= Hanno, son of Bomilcar =

Carthaginian officer during the Second Punic War

Hanno (𐤇𐤍𐤀, ḥnʾ), distinguished as the son of the suffet Bomilcar, was a Carthaginian officer in the Second Punic War (218 to 201 BC).

==Biography==
He was a nephew of Hannibal Barca, Carthage's leading general. Hanno's mother was one of Hannibal's three elder sisters.

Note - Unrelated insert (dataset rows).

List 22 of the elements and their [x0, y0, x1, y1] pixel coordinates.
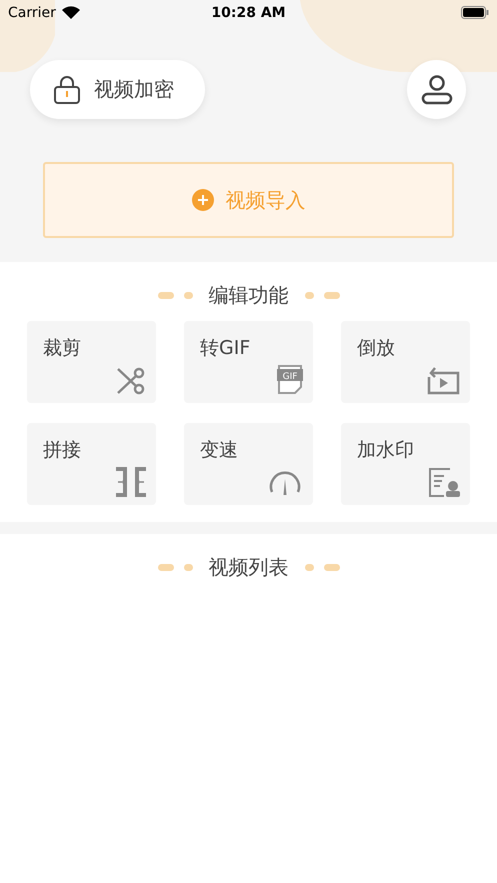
plus-icon	[192, 189, 214, 211]
video-encrypt-button[interactable]: 视频加密	[30, 60, 205, 119]
background-blob	[0, 0, 55, 72]
section-title: 视频列表	[208, 554, 288, 580]
tool-tile[interactable]: 转GIF GIF	[184, 321, 313, 403]
tool-tile[interactable]: 裁剪	[27, 321, 156, 403]
tool-tile[interactable]: 倒放	[341, 321, 470, 403]
wifi-icon	[62, 6, 80, 19]
tool-tile[interactable]: 拼接	[27, 423, 156, 505]
tool-tile[interactable]: 加水印	[341, 423, 470, 505]
user-icon	[420, 74, 452, 104]
battery-icon	[461, 6, 489, 19]
merge-icon	[116, 467, 146, 497]
status-time: 10:28 AM	[211, 4, 286, 20]
gif-file-icon: GIF	[277, 363, 303, 395]
carrier-label: Carrier	[8, 4, 56, 20]
tool-tile[interactable]: 变速	[184, 423, 313, 505]
section-title: 编辑功能	[208, 282, 288, 308]
replay-icon	[426, 365, 460, 395]
lock-icon	[54, 76, 80, 104]
scissors-icon	[116, 367, 146, 395]
document-person-icon	[428, 467, 460, 497]
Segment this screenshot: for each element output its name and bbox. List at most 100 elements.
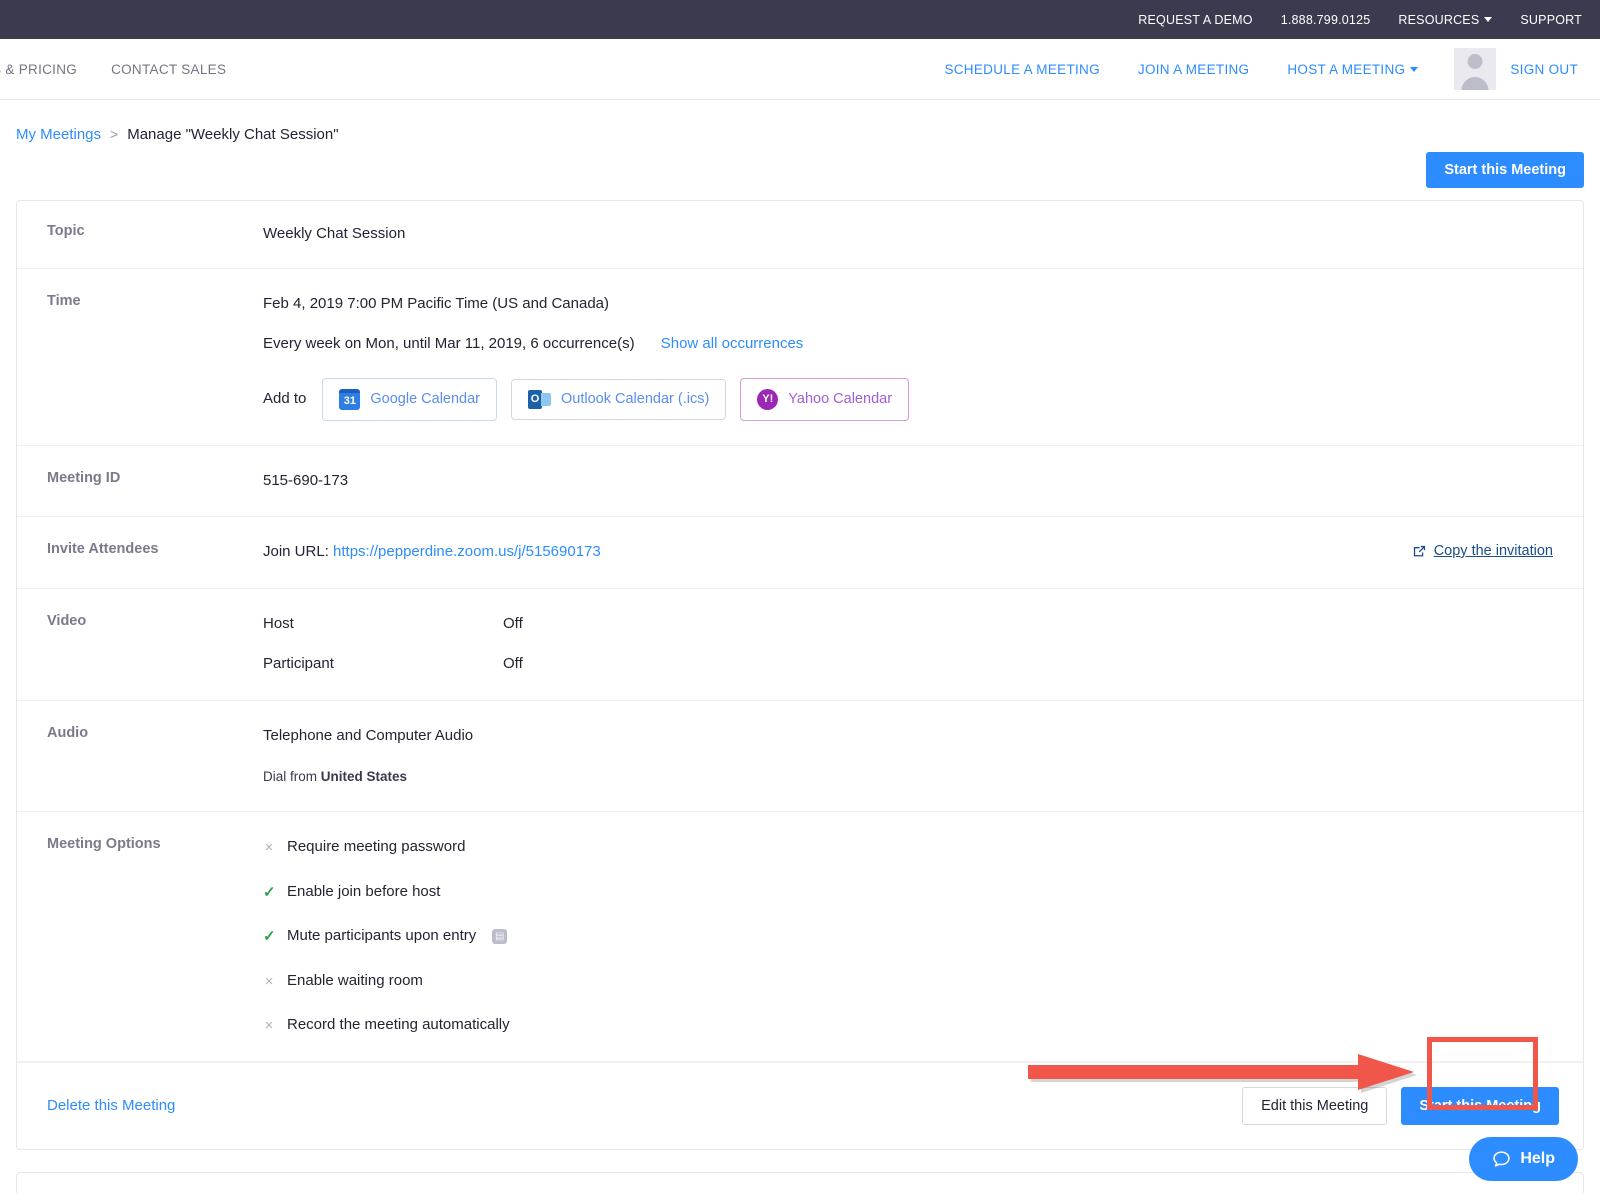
yahoo-calendar-icon: Y! bbox=[757, 389, 778, 410]
yahoo-calendar-label: Yahoo Calendar bbox=[788, 391, 892, 407]
video-participant-row: Participant Off bbox=[263, 653, 1553, 676]
detail-row-invite-attendees: Invite Attendees Join URL: https://peppe… bbox=[17, 517, 1583, 589]
meeting-details-card: Topic Weekly Chat Session Time Feb 4, 20… bbox=[16, 200, 1584, 1150]
topbar-link-support[interactable]: SUPPORT bbox=[1520, 13, 1582, 27]
breadcrumb-my-meetings[interactable]: My Meetings bbox=[16, 126, 101, 143]
value-audio: Telephone and Computer Audio Dial from U… bbox=[263, 701, 1583, 812]
chat-bubble-icon bbox=[1492, 1150, 1511, 1169]
help-label: Help bbox=[1520, 1150, 1555, 1168]
check-icon: ✓ bbox=[263, 929, 275, 944]
breadcrumb: My Meetings > Manage "Weekly Chat Sessio… bbox=[0, 100, 1600, 143]
dial-from-prefix: Dial from bbox=[263, 769, 317, 784]
meeting-option-join-before-host: ✓ Enable join before host bbox=[263, 881, 1553, 904]
check-icon: ✓ bbox=[263, 885, 275, 900]
meeting-option-waiting-room: × Enable waiting room bbox=[263, 970, 1553, 993]
copy-invitation-label: Copy the invitation bbox=[1434, 541, 1553, 563]
meeting-option-record-automatically: × Record the meeting automatically bbox=[263, 1014, 1553, 1037]
meeting-option-mute-on-entry: ✓ Mute participants upon entry ▤ bbox=[263, 925, 1553, 948]
meeting-option-label: Enable join before host bbox=[287, 881, 440, 904]
value-time: Feb 4, 2019 7:00 PM Pacific Time (US and… bbox=[263, 269, 1583, 445]
edit-this-meeting-button[interactable]: Edit this Meeting bbox=[1242, 1087, 1387, 1125]
label-time: Time bbox=[17, 269, 263, 445]
delete-this-meeting-link[interactable]: Delete this Meeting bbox=[47, 1097, 175, 1114]
add-to-outlook-calendar-button[interactable]: O Outlook Calendar (.ics) bbox=[511, 379, 726, 420]
meeting-datetime: Feb 4, 2019 7:00 PM Pacific Time (US and… bbox=[263, 293, 1553, 316]
audio-type: Telephone and Computer Audio bbox=[263, 725, 1553, 748]
cross-icon: × bbox=[263, 840, 275, 855]
start-this-meeting-button-bottom[interactable]: Start this Meeting bbox=[1401, 1087, 1559, 1125]
value-topic: Weekly Chat Session bbox=[263, 201, 1583, 268]
cross-icon: × bbox=[263, 974, 275, 989]
meeting-option-label: Require meeting password bbox=[287, 836, 465, 859]
value-invite-attendees: Join URL: https://pepperdine.zoom.us/j/5… bbox=[263, 517, 1583, 588]
video-host-value: Off bbox=[503, 613, 523, 636]
start-this-meeting-button-top[interactable]: Start this Meeting bbox=[1426, 152, 1584, 188]
card-action-buttons: Edit this Meeting Start this Meeting bbox=[1242, 1087, 1559, 1125]
label-video: Video bbox=[17, 589, 263, 700]
label-meeting-options: Meeting Options bbox=[17, 812, 263, 1061]
dial-from-line: Dial from United States bbox=[263, 767, 1553, 787]
nav-item-schedule-a-meeting[interactable]: SCHEDULE A MEETING bbox=[944, 62, 1099, 77]
value-video: Host Off Participant Off bbox=[263, 589, 1583, 700]
topbar-link-request-demo[interactable]: REQUEST A DEMO bbox=[1138, 13, 1252, 27]
label-meeting-id: Meeting ID bbox=[17, 446, 263, 517]
google-calendar-label: Google Calendar bbox=[370, 391, 480, 407]
meeting-option-label: Mute participants upon entry bbox=[287, 925, 476, 948]
cross-icon: × bbox=[263, 1018, 275, 1033]
join-url-link[interactable]: https://pepperdine.zoom.us/j/515690173 bbox=[333, 543, 601, 560]
sign-out-link[interactable]: SIGN OUT bbox=[1510, 62, 1578, 77]
show-all-occurrences-link[interactable]: Show all occurrences bbox=[661, 335, 804, 352]
breadcrumb-separator: > bbox=[110, 126, 118, 142]
external-link-icon bbox=[1412, 544, 1427, 559]
outlook-icon-letter: O bbox=[528, 390, 542, 409]
card-action-row: Delete this Meeting Edit this Meeting St… bbox=[17, 1062, 1583, 1149]
detail-row-video: Video Host Off Participant Off bbox=[17, 589, 1583, 701]
outlook-calendar-icon: O bbox=[528, 390, 551, 409]
detail-row-time: Time Feb 4, 2019 7:00 PM Pacific Time (U… bbox=[17, 269, 1583, 446]
google-calendar-icon: 31 bbox=[339, 389, 360, 410]
info-badge-icon[interactable]: ▤ bbox=[492, 929, 507, 944]
navbar-right-group: SCHEDULE A MEETING JOIN A MEETING HOST A… bbox=[906, 48, 1600, 90]
main-navbar: S & PRICING CONTACT SALES SCHEDULE A MEE… bbox=[0, 39, 1600, 100]
add-to-calendar-group: Add to 31 Google Calendar O Outlook Cale… bbox=[263, 378, 1553, 421]
chevron-down-icon bbox=[1484, 17, 1492, 22]
navbar-left-group: S & PRICING CONTACT SALES bbox=[0, 62, 226, 77]
outlook-icon-flap bbox=[541, 393, 551, 406]
video-host-row: Host Off bbox=[263, 613, 1553, 636]
detail-row-topic: Topic Weekly Chat Session bbox=[17, 201, 1583, 269]
nav-item-plans-pricing[interactable]: S & PRICING bbox=[0, 62, 77, 77]
video-participant-value: Off bbox=[503, 653, 523, 676]
meeting-option-require-password: × Require meeting password bbox=[263, 836, 1553, 859]
join-url-prefix: Join URL: bbox=[263, 543, 329, 560]
page-root: REQUEST A DEMO 1.888.799.0125 RESOURCES … bbox=[0, 0, 1600, 1193]
topbar-phone-number[interactable]: 1.888.799.0125 bbox=[1281, 13, 1371, 27]
add-to-label: Add to bbox=[263, 388, 306, 411]
label-topic: Topic bbox=[17, 201, 263, 268]
nav-item-host-a-meeting[interactable]: HOST A MEETING bbox=[1287, 62, 1418, 77]
nav-host-label: HOST A MEETING bbox=[1287, 62, 1405, 77]
topbar-link-resources[interactable]: RESOURCES bbox=[1398, 13, 1492, 27]
nav-item-contact-sales[interactable]: CONTACT SALES bbox=[111, 62, 226, 77]
help-button[interactable]: Help bbox=[1469, 1137, 1578, 1181]
detail-row-audio: Audio Telephone and Computer Audio Dial … bbox=[17, 701, 1583, 813]
label-invite-attendees: Invite Attendees bbox=[17, 517, 263, 588]
copy-the-invitation-link[interactable]: Copy the invitation bbox=[1412, 541, 1553, 563]
utility-topbar: REQUEST A DEMO 1.888.799.0125 RESOURCES … bbox=[0, 0, 1600, 39]
meeting-option-label: Enable waiting room bbox=[287, 970, 423, 993]
meeting-option-label: Record the meeting automatically bbox=[287, 1014, 510, 1037]
video-participant-key: Participant bbox=[263, 653, 503, 676]
poll-panel: You have not created any poll yet. Add bbox=[16, 1172, 1584, 1193]
detail-row-meeting-options: Meeting Options × Require meeting passwo… bbox=[17, 812, 1583, 1062]
topbar-resources-label: RESOURCES bbox=[1398, 13, 1479, 27]
detail-row-meeting-id: Meeting ID 515-690-173 bbox=[17, 446, 1583, 518]
meeting-recurrence-line: Every week on Mon, until Mar 11, 2019, 6… bbox=[263, 333, 1553, 356]
outlook-calendar-label: Outlook Calendar (.ics) bbox=[561, 391, 709, 407]
video-host-key: Host bbox=[263, 613, 503, 636]
add-to-yahoo-calendar-button[interactable]: Y! Yahoo Calendar bbox=[740, 378, 909, 421]
value-meeting-options: × Require meeting password ✓ Enable join… bbox=[263, 812, 1583, 1061]
add-to-google-calendar-button[interactable]: 31 Google Calendar bbox=[322, 378, 497, 421]
avatar[interactable] bbox=[1454, 48, 1496, 90]
meeting-recurrence-text: Every week on Mon, until Mar 11, 2019, 6… bbox=[263, 335, 635, 352]
top-action-row: Start this Meeting bbox=[0, 143, 1600, 188]
nav-item-join-a-meeting[interactable]: JOIN A MEETING bbox=[1138, 62, 1249, 77]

===Travel through the Alps===
When Hannibal's army reached the Western bank of the Rhône River, they began preparations to cross. A group of Gauls gathered on the Eastern bank, intent on preventing the army from crossing. Hanno led a small group north, which crossed in small rafts they built. Once across, they headed south toward the Gauls. Hanno sent a smoke signal to inform Hannibal that his force was ready. Hannibal began to send his cavalry across in canoes. As the cavalry attained a foothold on the Eastern bank, the Gauls approached, ready to fight. At this point, Hanno's force attacked the Gauls' rear, causing enough confusion to force the Gauls to retreat.

===Campaign in Italy===
At the Battle of Cannae, Hanno led the Numidian cavalry on the right (northern) side of the Carthaginian army. Hasdrubal led the Spanish and Celtic cavalry on the left (south near the Aufidus river) of the Carthaginian army. Hasdrubal was given about 6,500 cavalry, and Hanno had 3,500 Numidians. Hasdrubal's force was able to quickly destroy the Roman cavalry (on the south), pass the Romans' infantry rear, and reach the Roman allied cavalry while they were engaged with Hanno's Numidians. Once the Romans' allied cavalry was destroyed, Hanno and Hasdrubal were able to lead their cavalry into the Roman infantry's rear.

With the defection of several cities to Carthage in Lucania, Bruttium, Apulia and Samnium after Cannae, Hannibal sent Mago Barca into Lucania with a detachment of troops in 216 BC to recruit troops and subjugate towns. Mago completed his mission, and when he sailed to Carthage to report to the Carthaginian senate and ask for reinforcements, Hanno was left in command of his army. Hanno continued to subdue pro-Roman towns in Bruttium. While marching back to Campania Tiberius Sempronius Longus defeated Hanno near Grumentum, causing 2,000 casualties, and forcing Hanno to retreat back to Bruttium in early 215 BC. Hanno received the reinforcements landed by Bomilcar, the leading Carthaginian admiral, consisting of 4,000 cavalry and 40 elephants, near Locri and joined Hannibal near Nola later that year. He was present at the Third Battle of Nola in the summer of 215 BC. After the battle, Hannibal sent Hanno back to Bruttium with an army.

Hanno led a mostly Bruttian army that captured Crotona in 215 BC, and with the defection of Locri, all of Bruttium except Rhegium was allied with Carthage. He had marched to join Hannibal in Campania in early 214 BC, but, near the River Calor, at Beneventum, his army was intercepted by the praetor Tiberius Gracchus and his legions of mostly freed slaves. In the ensuing combat, Hanno's army of 17,000 foot (mostly Bruttians and Lucanians) and 1,200 horse was utterly routed, forcing Hanno to escape with only 2,000 soldiers, chiefly cavalry back to Bruttium. His situation improved when he destroyed a force of pro-Roman Lucanians in early 213 BC in Bruttium.

===Defending Capua===
In 212 BC, Hannibal ordered Hanno to arrange provisions for Capua, which was being threatened by the Romans. The Romans had fielded six legions, along with allied units and cavalry units, to besiege Capua (led by prefects Hanno and Bostar), which they were circumventing with double palisades. Hanno, starting from Bruttium, slipped past the army of Gracchus in Lucania, then evaded the respective armies of the two consuls in Samnium, and finally reached Beneventum. He set up camp on a hill and collected provisions from his Samnite allies, then requested some wagons from the Capuans so as to carry the provisions to Capua from his camp.

The tardiness of the Capuans, who were slow to send sufficient wagons, gave time for Quintus Fulvius Flaccus to get wind of the enterprise from loyal Italians, and he attacked the Carthaginian camp when most of Hanno's men were out foraging. Although the Carthaginians succeeded in repulsing the first assault, the Romans were galvanized by the actions of an Italian allied cohort and eventually captured all the supplies and wagons along with the camp.

Hanno, unable to do anything further for Capua, then retired to Bruttium, again evading the Roman armies that could have intercepted him in on the way.

===Return to Africa===
He reappears in sources as the next commander of the land armies of Carthage after the defeat of Hasdrubal Gisgo. He was replaced by Hannibal himself.